Abstract
Cancer treatment can be improved by using tiny particles, called nanoparticles, to deliver drugs directly to cancer cells. To understand how these drug-loaded nanoparticles work in the body, researchers create mathematical models that predict their behavior. These models help us understand how different factors—like the size and makeup of nanoparticles, the characteristics of tumors, and the body’s own responses—affect the treatment’s success. However, current models sometimes make assumptions that may not match what happens in real-life scenarios, causing us to overestimate the treatment’s effectiveness. This research aims to refine these mathematical models by incorporating more realistic data and advanced artificial intelligence techniques. These improvements may lead to more accurate predictions and ultimately make nanoparticle-based cancer treatments more successful in clinical settings, benefiting patients and advancing the field of cancer therapy.

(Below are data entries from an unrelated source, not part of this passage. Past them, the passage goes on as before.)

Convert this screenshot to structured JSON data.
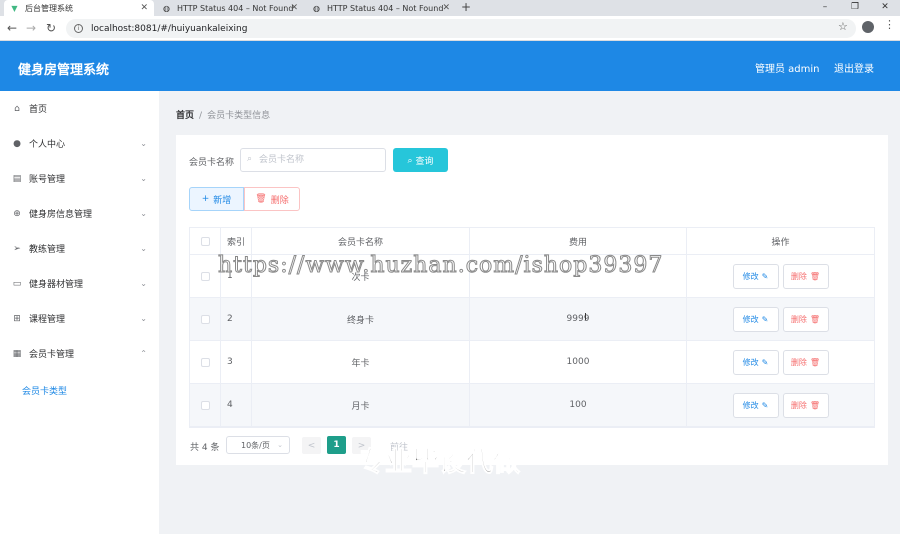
{
  "browser": {
    "tabs": [
      {
        "title": "后台管理系统",
        "active": true
      },
      {
        "title": "HTTP Status 404 – Not Found",
        "active": false
      },
      {
        "title": "HTTP Status 404 – Not Found",
        "active": false
      }
    ],
    "url": "localhost:8081/#/huiyuankaleixing",
    "new_tab": "+",
    "window_buttons": [
      "–",
      "❐",
      "✕"
    ]
  },
  "header": {
    "title": "健身房管理系统",
    "user": "管理员 admin",
    "logout": "退出登录",
    "color": "#1e88e5"
  },
  "sidebar": {
    "items": [
      {
        "label": "首页",
        "icon": "home-icon",
        "expandable": false
      },
      {
        "label": "个人中心",
        "icon": "user-icon",
        "expandable": true
      },
      {
        "label": "账号管理",
        "icon": "briefcase-icon",
        "expandable": true
      },
      {
        "label": "健身房信息管理",
        "icon": "compass-icon",
        "expandable": true
      },
      {
        "label": "教练管理",
        "icon": "send-icon",
        "expandable": true
      },
      {
        "label": "健身器材管理",
        "icon": "document-icon",
        "expandable": true
      },
      {
        "label": "课程管理",
        "icon": "grid-icon",
        "expandable": true
      },
      {
        "label": "会员卡管理",
        "icon": "apps-icon",
        "expandable": true,
        "expanded": true
      }
    ],
    "sub_item": "会员卡类型"
  },
  "breadcrumb": {
    "home": "首页",
    "separator": "/",
    "current": "会员卡类型信息"
  },
  "search": {
    "label": "会员卡名称",
    "placeholder": "会员卡名称",
    "value": "",
    "button": "查询"
  },
  "actions": {
    "add": "新增",
    "delete": "删除"
  },
  "table": {
    "columns": [
      "",
      "索引",
      "会员卡名称",
      "费用",
      "操作"
    ],
    "rows": [
      {
        "index": "1",
        "name": "次卡",
        "fee": "",
        "edit": "修改",
        "remove": "删除"
      },
      {
        "index": "2",
        "name": "终身卡",
        "fee": "9999",
        "edit": "修改",
        "remove": "删除"
      },
      {
        "index": "3",
        "name": "年卡",
        "fee": "1000",
        "edit": "修改",
        "remove": "删除"
      },
      {
        "index": "4",
        "name": "月卡",
        "fee": "100",
        "edit": "修改",
        "remove": "删除"
      }
    ]
  },
  "pagination": {
    "total": "共 4 条",
    "page_size": "10条/页",
    "current_page": "1",
    "prev": "<",
    "next": ">",
    "goto": "前往"
  },
  "watermarks": {
    "url": "https://www.huzhan.com/ishop39397",
    "text": "专业毕设代做"
  }
}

Mathematical models are crucial for predicting the behavior of drug conjugate nanoparticles and optimizing drug delivery systems in cancer therapy. These models simulate interactions among nanoparticle properties, tumor characteristics, and physiological conditions, including drug resistance and targeting specificity. However, they often rely on assumptions that may not accurately reflect in vivo conditions. In vitro studies, while useful, may not fully capture the complexities of the in vivo environment, leading to an overestimation of nanoparticle-based therapy effectiveness. Advancements in mathematical modeling, supported by preclinical data and artificial intelligence, are vital for refining nanoparticle-based therapies and improving their translation into effective clinical treatments.